Large emitters can choose to measure their emissions intensity, or carbon per barrel, against a facility’s past performance, or against an industry benchmark.
“This is fundamentally the problem, that a facility can show some continuous improvement and gain credits, but still be a high emitter and be a relatively poor emissions performer from its peers,” said Dave Sawyer, an environmental economist who advised a previous Alberta government on managing emissions.
Oil sands total emissions continue to rise as production grows, but emissions per barrel are steadily declining as operators adopt new technology.

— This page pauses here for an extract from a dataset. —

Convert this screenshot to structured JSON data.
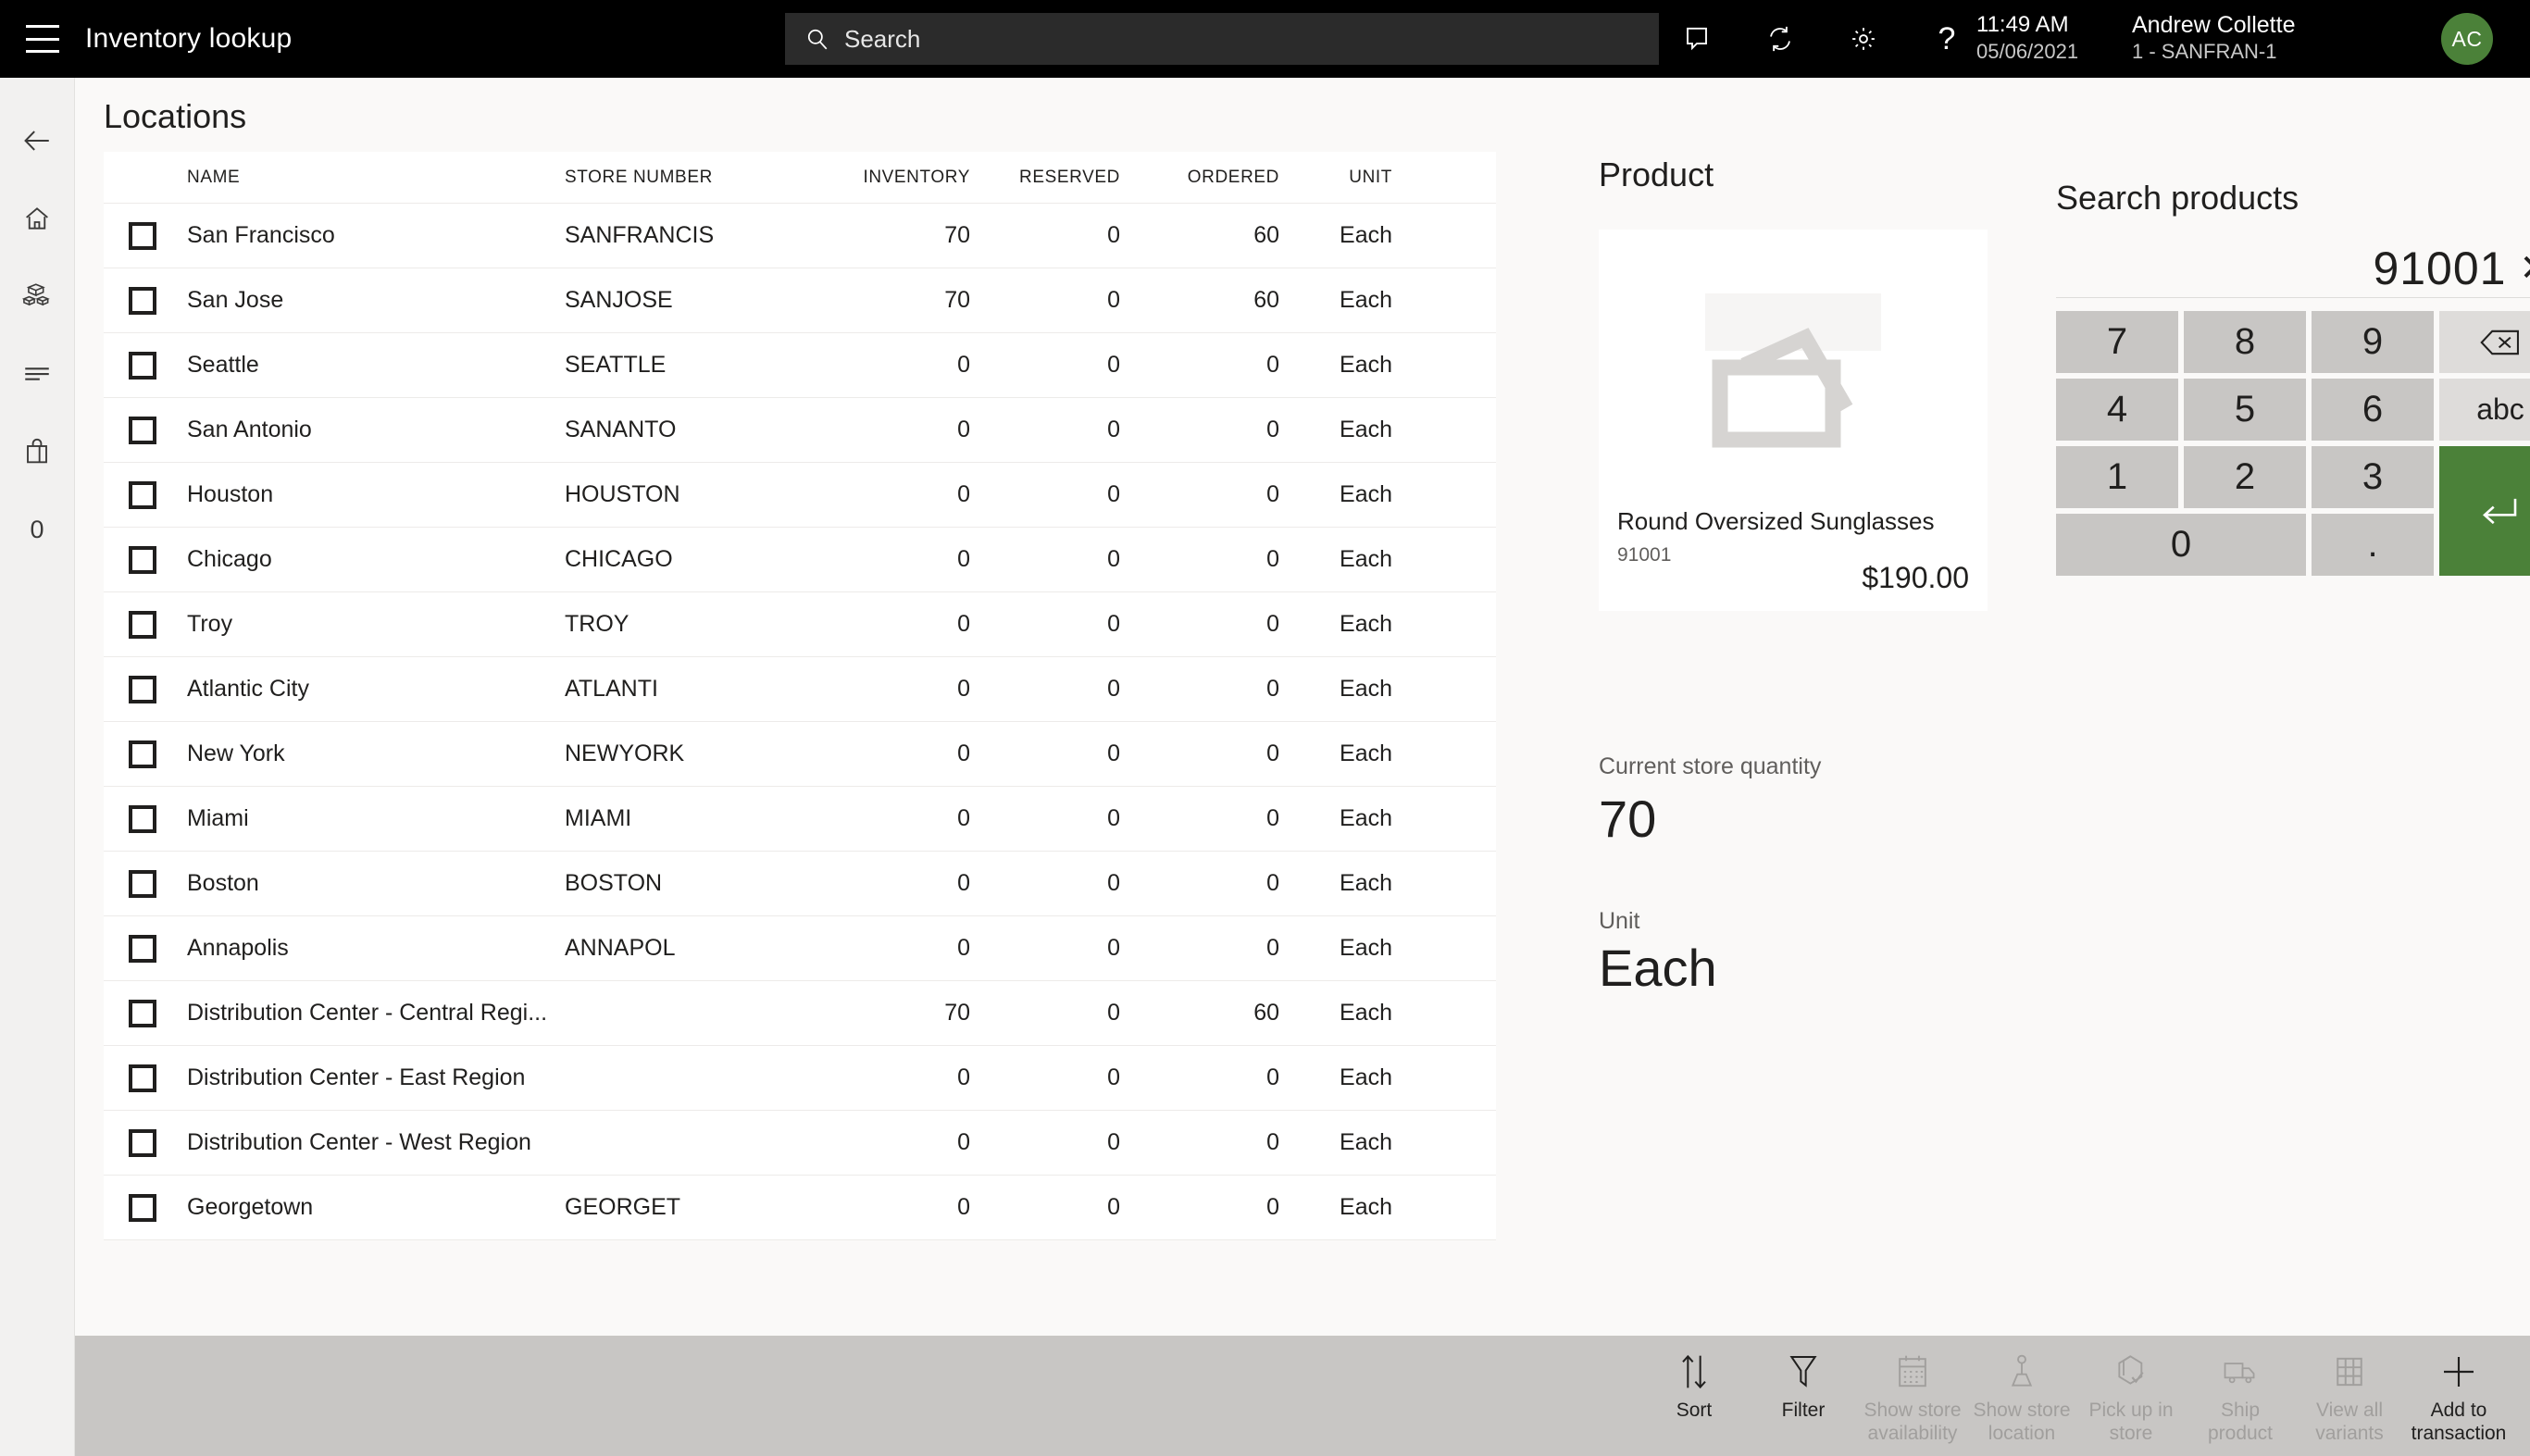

“The current loophole is ludicrous but the solution still doesn’t address the fundamental problem: Alberta must reduce its absolute emissions, not its relative emissions,” said Emile Boisseau-Bouvier, climate policy analyst at environmental group Equiterre.
A spokesperson for industry group Canadian Association of Petroleum Producers said it has not seen details of the changes and could not comment.
Alberta’s proposed changes come as the province faces new federal pressure to toughen standards.
Provinces can design their own system to charge emitters for carbon pollution, like Alberta’s TIER, or adopt the federal system. Provinces that use their own system require Ottawa to deem them equivalent with minimum national stringency standards.
Ottawa has deemed TIER equivalent, but is strengthening national criteria starting in 2023 and expects provinces to propose changes to their systems soon to comply, said a spokesperson for Canadian Environment Minister Steven Guilbeault.
Unlike mines, oil sands in situ sites collectively bought more credits than they earned in 2020. This is because they made less progress reducing emissions intensity than mines, one of the sources said.